El sábado, la impaciencia la despertó. La impaciencia, no la inquietud, y el singular alivio de estar en aquel día, por fin. Ya no tenía que tramar y que imaginar; dentro de algunas horas alcanzaría la simplicidad de los hechos. Leyó en La Prensa que el Nordstjarnan, de Malmó, zarparía esa noche del dique 3; llamó por teléfono a Loewenthal, insinuó que deseaba comunicar, sin que lo supieran las otras, algo sobre la huelga y prometió pasar por el escritorio, al oscurecer. Le temblaba la voz; el temblor convenía a una delatora. Ningún otro hecho memorable ocurrió esa mañana. Emma trabajó hasta las doce y fijó con Elsa y con Perla Kronfuss los pormenores del paseo del domingo. Se acostó después de almorzar y recapituló, cerrados los ojos, el plan que había tramado. Pensó que la etapa final sería menos horrible que la primera y que le depararía, sin duda, el sabor de la victoria y de la justicia. De pronto, alarmada, se levantó y corrió al cajón de la cómoda. Lo abrió; debajo del retrato de Milton Sills, donde la había dejado la antenoche, estaba la carta de Fain. Nadie podía haberla visto; la empezó a leer y la rompió.

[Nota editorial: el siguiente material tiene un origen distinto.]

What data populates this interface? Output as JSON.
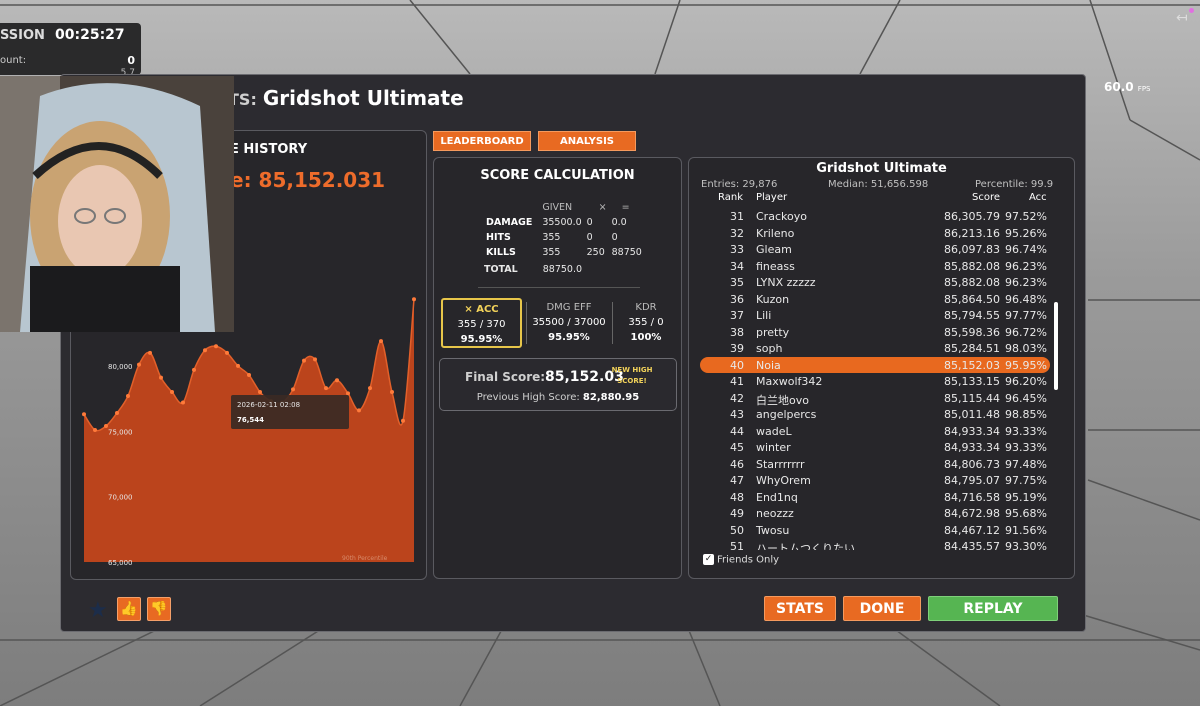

Referir con alguna realidad los hechos de esa tarde sería difícil y quizá improcedente. Un atributo de lo infernal es la irrealidad, un atributo que parece mitigar sus terrores y que los agrava tal vez. ¿Cómo hacer verosímil una acción en la que casi no creyó quien la ejecutaba, cómo recuperar ese breve caos que hoy la memoria de Emma Zunz repudia y confunde? Emma vivía por Almagro, en la calle Liniers; nos consta que esa tarde fue al puerto. Acaso en el infame Paseo de julio se vio multiplicada en espejos, publicada por luces y desnudada por los ojos hambrientos, pero más razonable es conjeturar que al principio erró, inadvertida, por la indiferente recova... Entró en dos o tres bares, vio la rutina o los manejos de otras mujeres. Dio al fin con hombres del Nordstjarnan. De uno, muy joven, temió que le inspirara alguna ternura y optó por otro, quizá más bajo que ella y grosero, para que la pureza del horror no fuera mitigada. El hombre la condujo a una puerta y después a un turbio zaguán y después a una escalera tortuosa y después a un vestíbulo (en el que había una vidriera con losanges idénticos a los de la casa en Lanús) y después a un pasillo y después a una puerta que se cerró. Los hechos graves están fuera del tiempo, ya porque en ellos el pasado inmediato queda como tronchado del porvenir, ya porque no parecen consecutivas las partes que los forman.

¿En aquel tiempo fuera del tiempo, en aquel desorden perplejo de sensaciones inconexas y atroces, pensó Emma Zunz una sola vez en el muerto que motivaba el sacrificio? Yo tengo para mí que pensó una vez y que en ese momento peligró su desesperado propósito. Pensó (no pudo no pensar) que su padre le había hecho a su madre la cosa horrible que a ella ahora le hacían. Lo pensó con débil asombro y se refugió, en seguida, en el vértigo. El hombre, sueco o finlandés, no hablaba español; fue una herramienta para Emma como ésta lo fue para él, pero ella sirvió para el goce y él para la justicia.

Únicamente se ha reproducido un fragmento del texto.